I’m a writer. That’s what I do. I write.
Unfortunately, being a writer means I do not have external office or a “regular” work schedule. I say “unfortunately” because, despite loving what I do, there are days that I would love to have an office so that I could walk out the front door at 7:45am and not be expected to return until 7:30pm…or even later!
But that’s not the life of a writer.
Writing requires a great deal of concentration. When the creative neurons kick into gear, there are two things that can happen:
I grab my laptop and write, write, write. The world is a happy place!
I grab my laptop and try to write but find myself unsuccessful. The world is not a happy place.
I don’t think I need to embellish on #1. I do, however, need to explain #2.
Increasingly, I am finding it impossible to write. At first, I figured it was due to extreme stress due to some on-going issues in my household. Then I chalked it up to not liking my main character very much.
Today, however, I realized that there is something else going on, something that creates #2. In fact, it is the greatest threat to the writer: Interruptions.
Interruptions range from the important (“Where’s the remote control?” “I can’t find my cell phone!” and “Can you take me to…[fill in the blank]?”) to the mundane (“I’m letting the pig inside, ok?”, “The dog ate my book!”, and “Why is the Internet so slow?”).
I have become the GPS for all missing items. In fact, that could possibly be my go-to career: finding lost things for other people.
I suppose I should not complain. Hey, it’s really nice to be needed, right?
And yet…while I usually respond with a sigh as I get up to find [fill in the blank], I wonder if this is not indicative of something larger than just being a living GPS system: our world has become far too comfortable with instant gratification. Where communication used to take weeks, sometimes months, to be shared (think updates from Old World Europe to the New Colonies!), we can now share information with someone on the other side of the world within nanoseconds!
My daughter recently kidnapped my cell phone to turn on READ notifications because she thought I was ignoring her text. Little did she know that I do not monitor my texts 24×7. Sometimes when she is texting me, I actually am driving or writing. Even if I hear that BING from my phone (another interruption that creates a Pavlov’s Dog type of panic…do I stop what I’m doing and answer or ignore????), I cannot always stop what I’m doing to engage in a 10 minute texting conversation.
And while I prefer texting to phone calls, I’m starting to wonder if it’s just not better to pick up the phone and call.
I don’t think re-training them is a viable solution. After almost three years, I still can’t teach Tobi how to “sit” on command or stop barking when he’s having one of those on-going, never-ending, what seems like hours, barking fits! And he’s only five pounds!

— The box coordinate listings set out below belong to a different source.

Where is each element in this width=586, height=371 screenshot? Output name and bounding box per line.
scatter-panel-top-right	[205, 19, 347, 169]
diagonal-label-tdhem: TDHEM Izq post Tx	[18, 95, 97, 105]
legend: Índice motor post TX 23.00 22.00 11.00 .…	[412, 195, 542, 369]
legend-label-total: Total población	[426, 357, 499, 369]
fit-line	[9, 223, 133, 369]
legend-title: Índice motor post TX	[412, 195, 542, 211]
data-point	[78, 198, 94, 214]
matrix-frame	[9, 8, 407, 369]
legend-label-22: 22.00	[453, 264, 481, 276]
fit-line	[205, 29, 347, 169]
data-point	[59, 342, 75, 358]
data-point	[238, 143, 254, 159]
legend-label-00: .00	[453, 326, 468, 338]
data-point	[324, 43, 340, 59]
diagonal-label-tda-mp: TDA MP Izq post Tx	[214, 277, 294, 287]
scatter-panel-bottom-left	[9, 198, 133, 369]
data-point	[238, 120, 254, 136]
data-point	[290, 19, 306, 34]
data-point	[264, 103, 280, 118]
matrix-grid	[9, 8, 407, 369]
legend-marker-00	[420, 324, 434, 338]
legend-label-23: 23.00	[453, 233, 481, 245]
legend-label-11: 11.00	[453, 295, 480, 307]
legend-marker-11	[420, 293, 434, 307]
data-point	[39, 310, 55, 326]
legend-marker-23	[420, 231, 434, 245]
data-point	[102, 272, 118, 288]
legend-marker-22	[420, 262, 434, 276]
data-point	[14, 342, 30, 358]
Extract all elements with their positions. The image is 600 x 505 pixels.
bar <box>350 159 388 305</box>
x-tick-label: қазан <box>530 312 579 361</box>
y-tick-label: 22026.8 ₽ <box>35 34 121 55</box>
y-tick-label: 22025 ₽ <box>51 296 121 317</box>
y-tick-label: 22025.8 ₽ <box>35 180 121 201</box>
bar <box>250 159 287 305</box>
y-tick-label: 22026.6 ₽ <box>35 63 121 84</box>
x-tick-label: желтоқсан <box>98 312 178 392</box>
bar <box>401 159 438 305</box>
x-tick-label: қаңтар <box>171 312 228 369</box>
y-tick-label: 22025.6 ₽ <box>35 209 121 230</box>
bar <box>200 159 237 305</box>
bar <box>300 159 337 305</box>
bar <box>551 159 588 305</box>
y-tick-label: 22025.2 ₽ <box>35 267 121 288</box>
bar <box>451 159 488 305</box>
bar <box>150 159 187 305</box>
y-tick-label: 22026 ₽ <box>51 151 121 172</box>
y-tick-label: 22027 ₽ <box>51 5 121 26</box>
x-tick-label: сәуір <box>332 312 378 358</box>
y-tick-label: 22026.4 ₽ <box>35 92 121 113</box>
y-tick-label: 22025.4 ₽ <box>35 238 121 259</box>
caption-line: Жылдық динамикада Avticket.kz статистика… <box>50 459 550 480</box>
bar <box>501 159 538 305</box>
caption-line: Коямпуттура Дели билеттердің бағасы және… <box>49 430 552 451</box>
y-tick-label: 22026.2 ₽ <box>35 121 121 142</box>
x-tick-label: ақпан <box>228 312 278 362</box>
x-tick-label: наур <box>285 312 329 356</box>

I can pick him up and put him in another room! #doesnothelp
Locking myself in a room isn’t an answer either. They’ve all figured out how to break into my hideout rooms.
I may just have to start hanging out at Starbucks (expensive solution…have to buy pumpkin spice lattes!) or going to the library (uncomfortable solutions…I can’t kick back and lounge out).
I’m not sure what the solution is for this, but I’m open for ideas!